State interference in religion?

While a debate rages about the degree of separation of church and state in Scotland and Wales, the government is backing new initiatives for the Muslim faith in the UK, is this a case of state interference in a religion?

  • jaffa

    “is this a case of state interference in a religion?”

    No – it’s providing for Islam the same academic support as currently exists for Christianity. The announcement was made at Cambridge so here something from the Faculty of Divinity’s pages;

    “The training of clergy has been a part of the University’s work for centuries. Today it is carried on by the Cambridge Theological Federation, an independent body comprising Anglican, Methodist, United Reformed, Roman Catholic, and Eastern Orthodox colleges and institutions. The Federation has close links with the Faculty and, as in the past, many of its students follow University courses. In this way sound scholarship and research are being channelled into the life of the churches. Most of the students in the Faculty will not be ordained, and many of them go into influential positions in careers such as the media, publishing and teaching. Our aim is that they will take with them a critical but positisve vision of the part which religion has played and continues to play in human society.”

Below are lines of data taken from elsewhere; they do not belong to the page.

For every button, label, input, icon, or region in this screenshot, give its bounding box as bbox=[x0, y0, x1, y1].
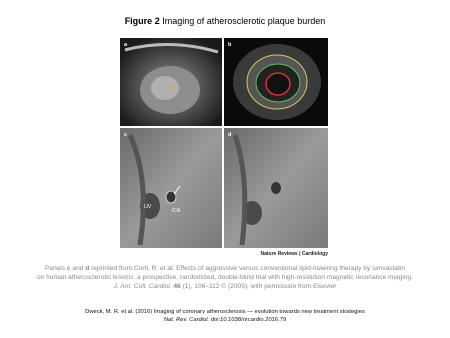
citation-text: Dweck, M. R. et al. (2016) Imaging of co… bbox=[85, 309, 365, 315]
panel-d-image bbox=[224, 128, 328, 248]
caption-text: c bbox=[66, 265, 71, 272]
panel-label: b bbox=[228, 42, 232, 48]
citation-line: Dweck, M. R. et al. (2016) Imaging of co… bbox=[0, 309, 450, 315]
panel-a-image bbox=[120, 38, 222, 126]
citation-text: doi:10.1038/nrcardio.2016.79 bbox=[209, 317, 287, 323]
caption-text: (1), 106–112 © (2005), with permission f… bbox=[180, 283, 337, 290]
figure-number: Figure 2 bbox=[124, 16, 160, 26]
image-label: IJV bbox=[144, 204, 152, 210]
caption-text: 46 bbox=[173, 283, 181, 290]
caption-text: on human atherosclerotic lesions: a pros… bbox=[36, 274, 414, 281]
caption-text: reprinted from Corti, R. bbox=[89, 265, 160, 272]
panel-c-image bbox=[120, 128, 222, 248]
caption-text: et al. bbox=[160, 265, 175, 272]
caption-text: J. Am. Coll. Cardiol. bbox=[113, 283, 172, 290]
figure-credit: Nature Reviews | Cardiology bbox=[260, 251, 328, 257]
panel-label: d bbox=[228, 132, 231, 138]
figure-heading: Imaging of atherosclerotic plaque burden bbox=[159, 16, 326, 26]
caption-text: d bbox=[85, 265, 90, 272]
image-label: ICA bbox=[172, 208, 181, 214]
caption-line: Panels c and d reprinted from Corti, R. … bbox=[0, 265, 450, 272]
caption-line: on human atherosclerotic lesions: a pros… bbox=[0, 274, 450, 281]
caption-text: and bbox=[70, 265, 86, 272]
caption-text: Panels bbox=[44, 265, 67, 272]
citation-text: Nat. Rev. Cardiol. bbox=[163, 317, 210, 323]
citation-line: Nat. Rev. Cardiol. doi:10.1038/nrcardio.… bbox=[0, 317, 450, 323]
figure-title: Figure 2 Imaging of atherosclerotic plaq… bbox=[0, 16, 450, 26]
panel-label: c bbox=[124, 132, 127, 138]
panel-b-image bbox=[224, 38, 328, 126]
caption-text: Effects of aggressive versus conventiona… bbox=[174, 265, 406, 272]
caption-line: J. Am. Coll. Cardiol. 46 (1), 106–112 © … bbox=[0, 283, 450, 290]
panel-label: a bbox=[124, 42, 128, 48]
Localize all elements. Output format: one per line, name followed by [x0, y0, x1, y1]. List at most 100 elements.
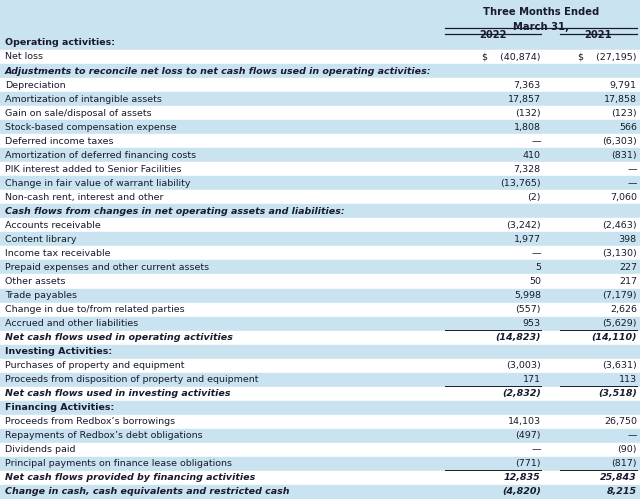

    The intention appears to be to build the same kind of relationships in support of Islamic ministry. I don’t think they’re suggesting that Imams are issued a license by the local soviet.

    “sound scholarship and research” Good thing.

  • curious

    “is this a case of state interference in a religion?”

    Certainly not in the state of Northern Ireland. The Church of ireland was disestablished from the established state Church of England in 1869.

  • curious

    ‘Disestablishment is the process of divesting a church of its status as an organ of the state. In England there was a campaign by Liberals, dissenters and nonconformists to disestablish the Church of England in the late 19th century; it failed in England, but demands for the measure persist to this day. The Church of Ireland was disestablished in 1869 and the Church of England was disestablished in Wales in 1920, the Church in Wales becoming separated from the Church of England in the process – it had formerly effectively been the Church of England and Wales. Those who wish to continue with an established church take a position of antidisestablishmentarianism.’

  • I wonder…

    Greater understanding of the Muslim faith can only be welcomed. The prejudice of a few against the entirety of that relgion is a running sore in liberal Britain and Ireland today. It isn’t only extreme Islam that hates – there are plenty of “Christians” who display hatred and intolerance here on Slugger and elsewhere.

  • GreenProd

    I think this may be a move to keep foreign militant Imams out of Britain.

  • BeardyBoy

    The same thinking that was behind maynooth?

  • Hickenlooper


    Certainly the same kind of thinking. To the best of my knowledge, however, Catholicism has never sanctioned the killing of a Catholic who might decide to follow a different path to God (or cease believing in Him altogether.) Islam (and, let’s be clear, I’m talking about Islam, not some extremist version thereof)) does sanction such killing. Can it, then, be considered a “religion” in the same way as Judaism and Christianity? Can taxpayers’ money be legitimately given to support Islam’s complete lack of freedom of religion for its adherents?

  • BeardyBoy

    I agree that islam is a bloodthirsty cult and cannot be considered as the same as Christianity and Judaism – which unfortunately have been occasionally hijacked by the bloodthirsty to justify their actions.

  • Gum

    Fair Deal, surely the UK isnt a secular state? With the head of state also being the head of the established church, religion and state are linked?